Architecture

Kernel-level machine learning runtime with plugin-based design

System Overview

mlOS Core implements a kernel-level machine learning operating system with a plugin-based architecture. The system provides standardized interfaces for ML frameworks while maintaining high performance and resource efficiency through direct OS integration.

Client Applications
Your App
API Clients
SDKs
API Layer
HTTP REST
gRPC
IPC (Unix Socket)
Runtime Layer
mlOS Core Engine
Plugins
ONNX Runtime
llama.cpp
PyTorch
Custom
Hardware
CPU • GPU (CUDA/ROCm/Metal) • Memory • Storage

Core Components

mlOS Core Engine

The central orchestrator that manages the entire mlOS system.

  • Plugin Registry — Manages loaded ML framework plugins with lifecycle tracking
  • Model Registry — Tracks registered models, versions, and metadata
  • Resource Manager — Allocates and manages compute resources (CPU, GPU, memory)
  • SMI Interface — Standard Model Interface for plugin communication

Multi-Protocol API Layer

Three API protocols for different use cases.

  • HTTP REST — Management operations, easy integration (port 8080)
  • gRPC — High-performance binary protocol for production (port 8081)
  • IPC — Ultra-low latency Unix sockets for local apps

Plugin Architecture

Framework-agnostic plugin system for maximum flexibility.

  • Dynamic Loading — Load/unload plugins without restart
  • Process Isolation — Each plugin runs in separate process
  • Version Support — Multiple versions can run simultaneously
  • Hot-Swapping — Update plugins without downtime

System Flow

The typical flow of operations in mlOS from registration to inference.

1

Register Plugin

Client application registers an ML framework plugin with mlOS Core

2

Load Plugin

mlOS Core dynamically loads and initializes the plugin

3

Register Model

Client registers a model with mlOS Core, which forwards to the plugin

4

Inference Request

Client sends inference request to mlOS Core via any API protocol

5

Execute & Return

mlOS routes to appropriate plugin, executes inference, returns results

Performance Characteristics

mlOS achieves high performance through kernel-level optimizations and efficient resource management.

Operation HTTP API gRPC API IPC API
Plugin Registration ~5ms ~2ms ~0.5ms
Model Registration ~10ms ~5ms ~1ms
Inference (small model) ~2ms ~1ms ~0.1ms
Inference (large model) ~50ms ~25ms ~10ms
Health Check ~1ms ~0.5ms ~0.05ms

Deployment Patterns

Single Node Deployment

mlOS Core runs on a single node with multiple plugins.

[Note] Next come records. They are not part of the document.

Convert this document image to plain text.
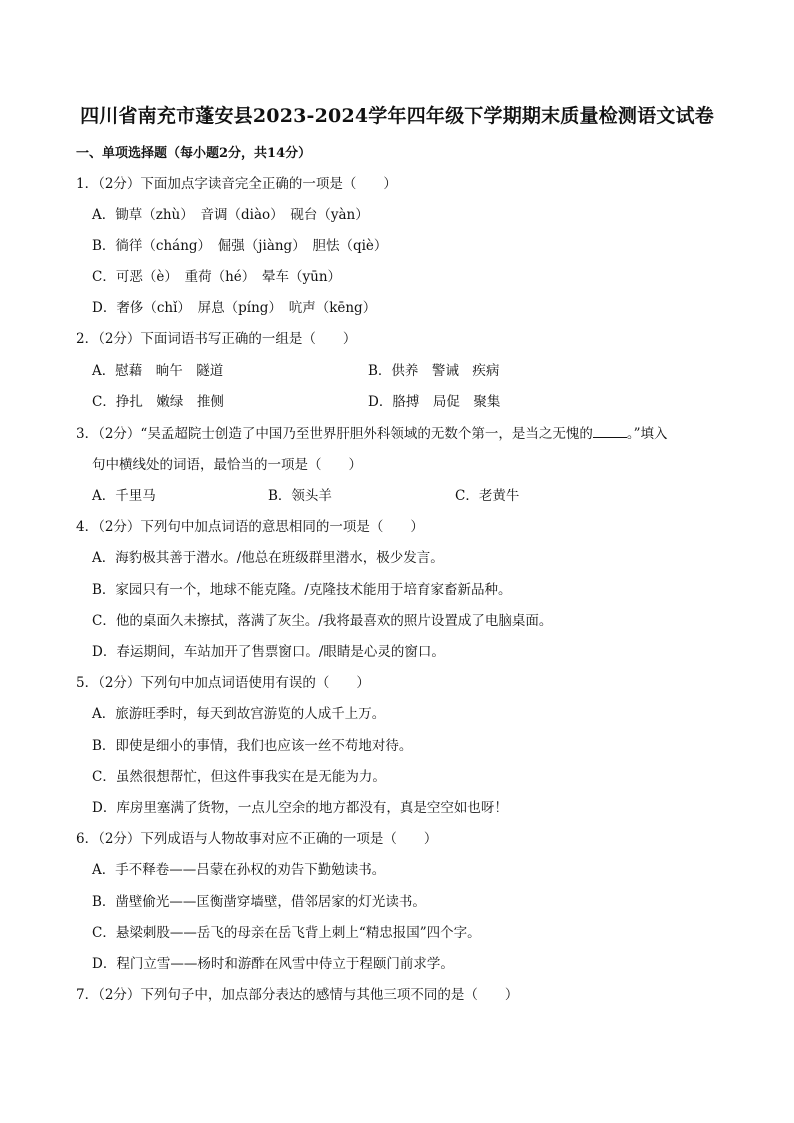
四川省南充市蓬安县2023-2024学年四年级下学期期末质量检测语文试卷
一、单项选择题（每小题2分，共14分）
1．（2分）下面加点字读音完全正确的一项是（　　）
A．锄草（zhù）　音调（diào）　砚台（yàn）
B．徜徉（cháng）　倔强（jiàng）　胆怯（qiè）
C．可恶（è）　重荷（hé）　晕车（yūn）
D．奢侈（chǐ）　屏息（píng）　吭声（kēng）
2．（2分）下面词语书写正确的一组是（　　）
A．慰藉　晌午　隧道	B．供养　警诫　疾病
C．挣扎　嫩绿　推侧	D．胳搏　局促　聚集
3．（2分）“吴孟超院士创造了中国乃至世界肝胆外科领域的无数个第一，是当之无愧的	。”填入
句中横线处的词语，最恰当的一项是（　　）
A．千里马	B．领头羊	C．老黄牛
4．（2分）下列句中加点词语的意思相同的一项是（　　）
A．海豹极其善于潜水。/他总在班级群里潜水，极少发言。
B．家园只有一个，地球不能克隆。/克隆技术能用于培育家畜新品种。
C．他的桌面久未擦拭，落满了灰尘。/我将最喜欢的照片设置成了电脑桌面。
D．春运期间，车站加开了售票窗口。/眼睛是心灵的窗口。
5．（2分）下列句中加点词语使用有误的（　　）
A．旅游旺季时，每天到故宫游览的人成千上万。
B．即使是细小的事情，我们也应该一丝不苟地对待。
C．虽然很想帮忙，但这件事我实在是无能为力。
D．库房里塞满了货物，一点儿空余的地方都没有，真是空空如也呀！
6．（2分）下列成语与人物故事对应不正确的一项是（　　）
A．手不释卷——吕蒙在孙权的劝告下勤勉读书。
B．凿壁偷光——匡衡凿穿墙壁，借邻居家的灯光读书。
C．悬梁刺股——岳飞的母亲在岳飞背上刺上“精忠报国”四个字。
D．程门立雪——杨时和游酢在风雪中侍立于程颐门前求学。
7．（2分）下列句子中，加点部分表达的感情与其他三项不同的是（　　）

Ideal for development, testing, and small-scale deployments.

Distributed Deployment

Multiple mlOS Core nodes behind a load balancer or service mesh. Enables horizontal scaling and high availability for production.

Security & Isolation

mlOS implements comprehensive security measures for production deployments.

Plugin Sandboxing

Each plugin runs in isolated process with resource limits, preventing cascading failures.

API Security

Token-based authentication and role-based access control for all API endpoints.

Rate Limiting

Per-client request throttling to prevent abuse and ensure fair resource usage.